# High School



## Cora278 (Dec 21, 2012)

Hi. I am looking for a great high school in Canada. Can anyone advise me ? My children are currently following an IB programme in Europe.


----------



## Auld Yin (Mar 10, 2009)

Cora278 said:


> Hi. I am looking for a great high school in Canada. Can anyone advise me ? My children are currently following an IB programme in Europe.


Do you realize what you just aske? Canada is the second largest country in the world and is 6,000km from east to west coast. Do you have a particular location in mind?


----------



## Cora278 (Dec 21, 2012)

*Response*



Auld Yin said:


> Do you realize what you just aske? Canada is the second largest country in the world and is 6,000km from east to west coast. Do you have a particular location in mind?


Yes, i am perfectly aware of the implications of this question.
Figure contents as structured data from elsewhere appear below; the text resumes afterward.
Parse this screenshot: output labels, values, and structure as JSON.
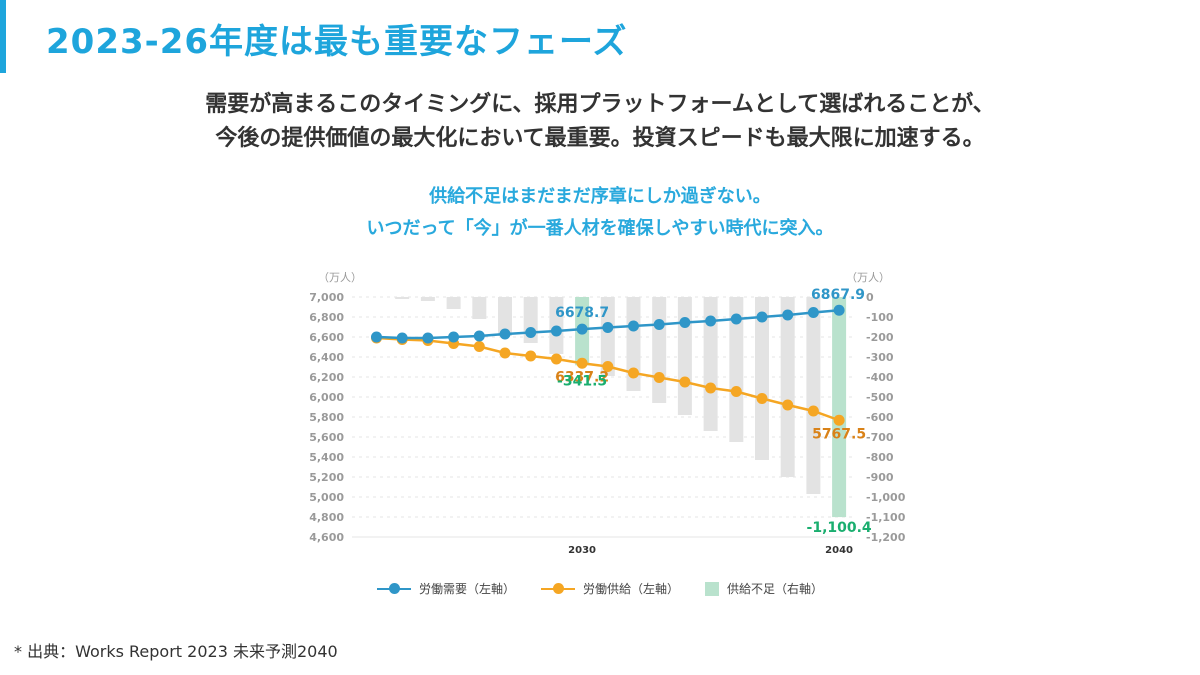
{
  "title": "2023-26年度は最も重要なフェーズ",
  "lead": [
    "需要が高まるこのタイミングに、採用プラットフォームとして選ばれることが、",
    "今後の提供価値の最大化において最重要。投資スピードも最大限に加速する。"
  ],
  "subheading": [
    "供給不足はまだまだ序章にしか過ぎない。",
    "いつだって「今」が一番人材を確保しやすい時代に突入。"
  ],
  "footer": "* 出典：Works Report 2023 未来予測2040",
  "colors": {
    "accent": "#1ea5dc",
    "demand": "#2f96c8",
    "supply": "#f5a623",
    "shortage_highlight": "#b9e2cd",
    "shortage_bar": "#e3e3e3",
    "shortage_label": "#1aae6f",
    "supply_label": "#d98218"
  },
  "chart_data": {
    "type": "line",
    "title": "",
    "x": [
      2022,
      2023,
      2024,
      2025,
      2026,
      2027,
      2028,
      2029,
      2030,
      2031,
      2032,
      2033,
      2034,
      2035,
      2036,
      2037,
      2038,
      2039,
      2040
    ],
    "x_tick_labels": [
      {
        "x": 2030,
        "label": "2030"
      },
      {
        "x": 2040,
        "label": "2040"
      }
    ],
    "left_axis": {
      "unit_label": "（万人）",
      "ylim": [
        4600,
        7000
      ],
      "ticks": [
        7000,
        6800,
        6600,
        6400,
        6200,
        6000,
        5800,
        5600,
        5400,
        5200,
        5000,
        4800,
        4600
      ],
      "tick_labels": [
        "7,000",
        "6,800",
        "6,600",
        "6,400",
        "6,200",
        "6,000",
        "5,800",
        "5,600",
        "5,400",
        "5,200",
        "5,000",
        "4,800",
        "4,600"
      ]
    },
    "right_axis": {
      "unit_label": "（万人）",
      "ylim": [
        -1200,
        0
      ],
      "ticks": [
        0,
        -100,
        -200,
        -300,
        -400,
        -500,
        -600,
        -700,
        -800,
        -900,
        -1000,
        -1100,
        -1200
      ],
      "tick_labels": [
        "0",
        "-100",
        "-200",
        "-300",
        "-400",
        "-500",
        "-600",
        "-700",
        "-800",
        "-900",
        "-1,000",
        "-1,100",
        "-1,200"
      ]
    },
    "grid": true,
    "legend_position": "bottom",
    "series": [
      {
        "name": "労働需要（左軸）",
        "type": "line",
        "axis": "left",
        "values": [
          6600,
          6590,
          6590,
          6600,
          6610,
          6630,
          6645,
          6660,
          6678.7,
          6695,
          6710,
          6725,
          6745,
          6760,
          6780,
          6800,
          6820,
          6845,
          6867.9
        ]
      },
      {
        "name": "労働供給（左軸）",
        "type": "line",
        "axis": "left",
        "values": [
          6590,
          6575,
          6565,
          6535,
          6505,
          6440,
          6410,
          6380,
          6337.2,
          6305,
          6240,
          6195,
          6150,
          6090,
          6055,
          5985,
          5920,
          5860,
          5767.5
        ]
      },
      {
        "name": "供給不足（右軸）",
        "type": "bar",
        "axis": "right",
        "values": [
          null,
          -10,
          -20,
          -60,
          -110,
          -195,
          -230,
          -285,
          -341.5,
          -395,
          -470,
          -530,
          -590,
          -670,
          -725,
          -815,
          -900,
          -985,
          -1100.4
        ],
        "highlight": [
          2030,
          2040
        ]
      }
    ],
    "annotations": [
      {
        "series": "労働需要（左軸）",
        "x": 2030,
        "text": "6678.7"
      },
      {
        "series": "労働供給（左軸）",
        "x": 2030,
        "text": "6337.2"
      },
      {
        "series": "供給不足（右軸）",
        "x": 2030,
        "text": "-341.5"
      },
      {
        "series": "労働需要（左軸）",
        "x": 2040,
        "text": "6867.9"
      },
      {
        "series": "労働供給（左軸）",
        "x": 2040,
        "text": "5767.5"
      },
      {
        "series": "供給不足（右軸）",
        "x": 2040,
        "text": "-1,100.4"
      }
    ]
  }
}
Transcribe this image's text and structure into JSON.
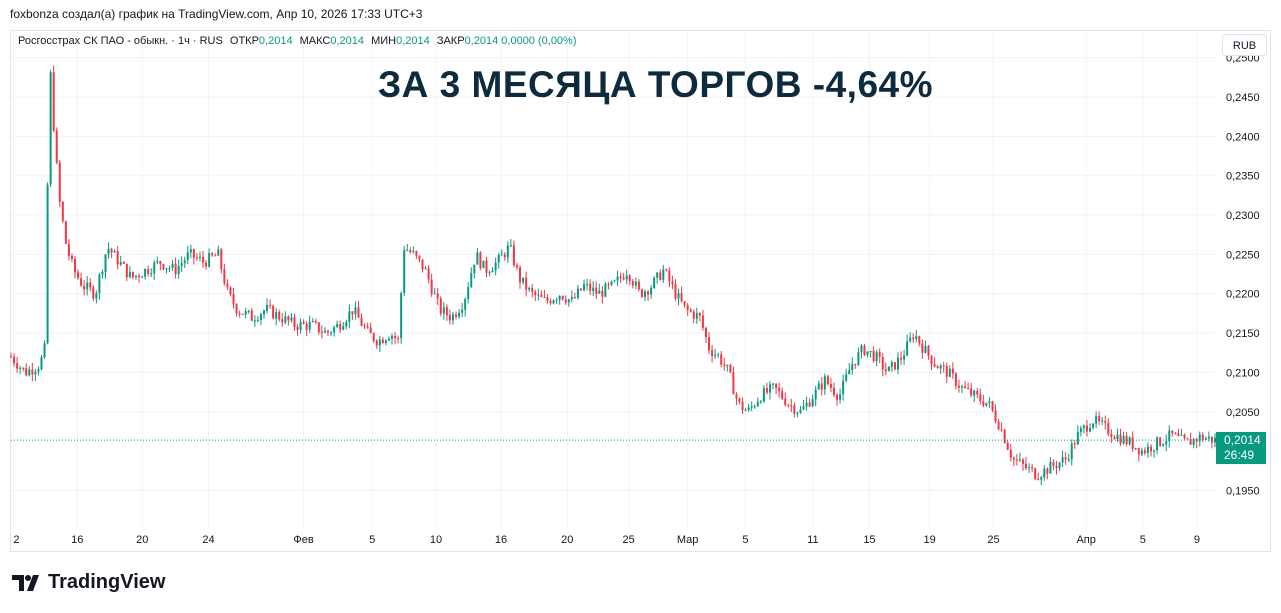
{
  "header": {
    "attribution": "foxbonza создал(а) график на TradingView.com, Апр 10, 2026 17:33 UTC+3"
  },
  "legend": {
    "symbol": "Росгосстрах СК ПАО - обыкн. · 1ч · RUS",
    "open_label": "ОТКР",
    "open_value": "0,2014",
    "high_label": "МАКС",
    "high_value": "0,2014",
    "low_label": "МИН",
    "low_value": "0,2014",
    "close_label": "ЗАКР",
    "close_value": "0,2014",
    "change": "0,0000 (0,00%)"
  },
  "title": "ЗА 3 МЕСЯЦА ТОРГОВ -4,64%",
  "currency_button": "RUB",
  "price_badge": {
    "price": "0,2014",
    "timer": "26:49"
  },
  "brand": {
    "name": "TradingView"
  },
  "colors": {
    "up": "#089981",
    "down": "#f23645",
    "badge": "#089981",
    "title": "#0e2a3d"
  },
  "chart_data": {
    "type": "candlestick",
    "ylim": [
      0.1915,
      0.2525
    ],
    "y_ticks": [
      "0,2500",
      "0,2450",
      "0,2400",
      "0,2350",
      "0,2300",
      "0,2250",
      "0,2200",
      "0,2150",
      "0,2100",
      "0,2050",
      "0,1950"
    ],
    "y_tick_values": [
      0.25,
      0.245,
      0.24,
      0.235,
      0.23,
      0.225,
      0.22,
      0.215,
      0.21,
      0.205,
      0.195
    ],
    "x_ticks": [
      {
        "label": "2",
        "pos": 0.002
      },
      {
        "label": "16",
        "pos": 0.055
      },
      {
        "label": "20",
        "pos": 0.109
      },
      {
        "label": "24",
        "pos": 0.164
      },
      {
        "label": "Фев",
        "pos": 0.243
      },
      {
        "label": "5",
        "pos": 0.3
      },
      {
        "label": "10",
        "pos": 0.353
      },
      {
        "label": "16",
        "pos": 0.407
      },
      {
        "label": "20",
        "pos": 0.462
      },
      {
        "label": "25",
        "pos": 0.513
      },
      {
        "label": "Мар",
        "pos": 0.562
      },
      {
        "label": "5",
        "pos": 0.61
      },
      {
        "label": "11",
        "pos": 0.666
      },
      {
        "label": "15",
        "pos": 0.713
      },
      {
        "label": "19",
        "pos": 0.763
      },
      {
        "label": "25",
        "pos": 0.816
      },
      {
        "label": "Апр",
        "pos": 0.893
      },
      {
        "label": "5",
        "pos": 0.94
      },
      {
        "label": "9",
        "pos": 0.985
      }
    ],
    "last_price": 0.2014,
    "path": [
      [
        0.0,
        0.212
      ],
      [
        0.012,
        0.21
      ],
      [
        0.024,
        0.211
      ],
      [
        0.028,
        0.213
      ],
      [
        0.03,
        0.23
      ],
      [
        0.032,
        0.25
      ],
      [
        0.036,
        0.24
      ],
      [
        0.04,
        0.232
      ],
      [
        0.046,
        0.226
      ],
      [
        0.052,
        0.223
      ],
      [
        0.06,
        0.221
      ],
      [
        0.07,
        0.22
      ],
      [
        0.08,
        0.226
      ],
      [
        0.09,
        0.224
      ],
      [
        0.1,
        0.222
      ],
      [
        0.112,
        0.223
      ],
      [
        0.124,
        0.224
      ],
      [
        0.136,
        0.223
      ],
      [
        0.148,
        0.225
      ],
      [
        0.16,
        0.224
      ],
      [
        0.172,
        0.225
      ],
      [
        0.18,
        0.22
      ],
      [
        0.188,
        0.218
      ],
      [
        0.2,
        0.217
      ],
      [
        0.212,
        0.218
      ],
      [
        0.224,
        0.217
      ],
      [
        0.236,
        0.216
      ],
      [
        0.25,
        0.216
      ],
      [
        0.262,
        0.215
      ],
      [
        0.272,
        0.216
      ],
      [
        0.284,
        0.218
      ],
      [
        0.296,
        0.215
      ],
      [
        0.305,
        0.214
      ],
      [
        0.315,
        0.215
      ],
      [
        0.322,
        0.214
      ],
      [
        0.326,
        0.226
      ],
      [
        0.334,
        0.225
      ],
      [
        0.344,
        0.223
      ],
      [
        0.356,
        0.218
      ],
      [
        0.366,
        0.217
      ],
      [
        0.376,
        0.219
      ],
      [
        0.386,
        0.225
      ],
      [
        0.394,
        0.223
      ],
      [
        0.404,
        0.224
      ],
      [
        0.414,
        0.226
      ],
      [
        0.422,
        0.222
      ],
      [
        0.432,
        0.22
      ],
      [
        0.444,
        0.219
      ],
      [
        0.456,
        0.22
      ],
      [
        0.466,
        0.219
      ],
      [
        0.476,
        0.221
      ],
      [
        0.488,
        0.22
      ],
      [
        0.5,
        0.221
      ],
      [
        0.512,
        0.223
      ],
      [
        0.522,
        0.22
      ],
      [
        0.532,
        0.221
      ],
      [
        0.542,
        0.223
      ],
      [
        0.552,
        0.22
      ],
      [
        0.56,
        0.218
      ],
      [
        0.572,
        0.217
      ],
      [
        0.58,
        0.213
      ],
      [
        0.588,
        0.212
      ],
      [
        0.596,
        0.21
      ],
      [
        0.604,
        0.206
      ],
      [
        0.612,
        0.205
      ],
      [
        0.622,
        0.207
      ],
      [
        0.634,
        0.208
      ],
      [
        0.646,
        0.206
      ],
      [
        0.656,
        0.205
      ],
      [
        0.666,
        0.207
      ],
      [
        0.676,
        0.209
      ],
      [
        0.688,
        0.207
      ],
      [
        0.698,
        0.211
      ],
      [
        0.708,
        0.213
      ],
      [
        0.718,
        0.212
      ],
      [
        0.728,
        0.21
      ],
      [
        0.74,
        0.212
      ],
      [
        0.75,
        0.215
      ],
      [
        0.758,
        0.213
      ],
      [
        0.768,
        0.211
      ],
      [
        0.778,
        0.21
      ],
      [
        0.79,
        0.208
      ],
      [
        0.8,
        0.207
      ],
      [
        0.812,
        0.206
      ],
      [
        0.822,
        0.203
      ],
      [
        0.832,
        0.199
      ],
      [
        0.842,
        0.198
      ],
      [
        0.852,
        0.197
      ],
      [
        0.864,
        0.198
      ],
      [
        0.876,
        0.199
      ],
      [
        0.886,
        0.202
      ],
      [
        0.898,
        0.204
      ],
      [
        0.908,
        0.203
      ],
      [
        0.918,
        0.202
      ],
      [
        0.93,
        0.201
      ],
      [
        0.94,
        0.2
      ],
      [
        0.952,
        0.201
      ],
      [
        0.964,
        0.202
      ],
      [
        0.976,
        0.201
      ],
      [
        0.988,
        0.2018
      ],
      [
        1.0,
        0.2014
      ]
    ]
  }
}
I am simply interested, as stated, in identifying the best high schools in Canada.


----------



## Auld Yin (Mar 10, 2009)

Cora278 said:


> Yes, i am perfectly aware of the implications of this question. I am simply interested, as stated, in identifying the best high schools in Canada.


School Report Cards by Fraser Institute


----------



## EVHB (Feb 11, 2008)

What is 'the best' high school? The one where most of the students are science oriented? Or the one with the emphasis on art? Or one where they offer a lot of business courses? Or AP classes? Or co-op programs? The one with lots of international students? The one with almost only 'Canadians'? ... (and I can go on and on).
What is a good school for my kinds doesn't have to be a good school for your kids.

Are you looking for public or private school?


----------



## preeti22 (Jan 3, 2013)

Académie Ste. Cecile International School in Ontario & Ashbury College in Ottawa, Ontario are both outstanding schools in Canada provide students good quality of education


----------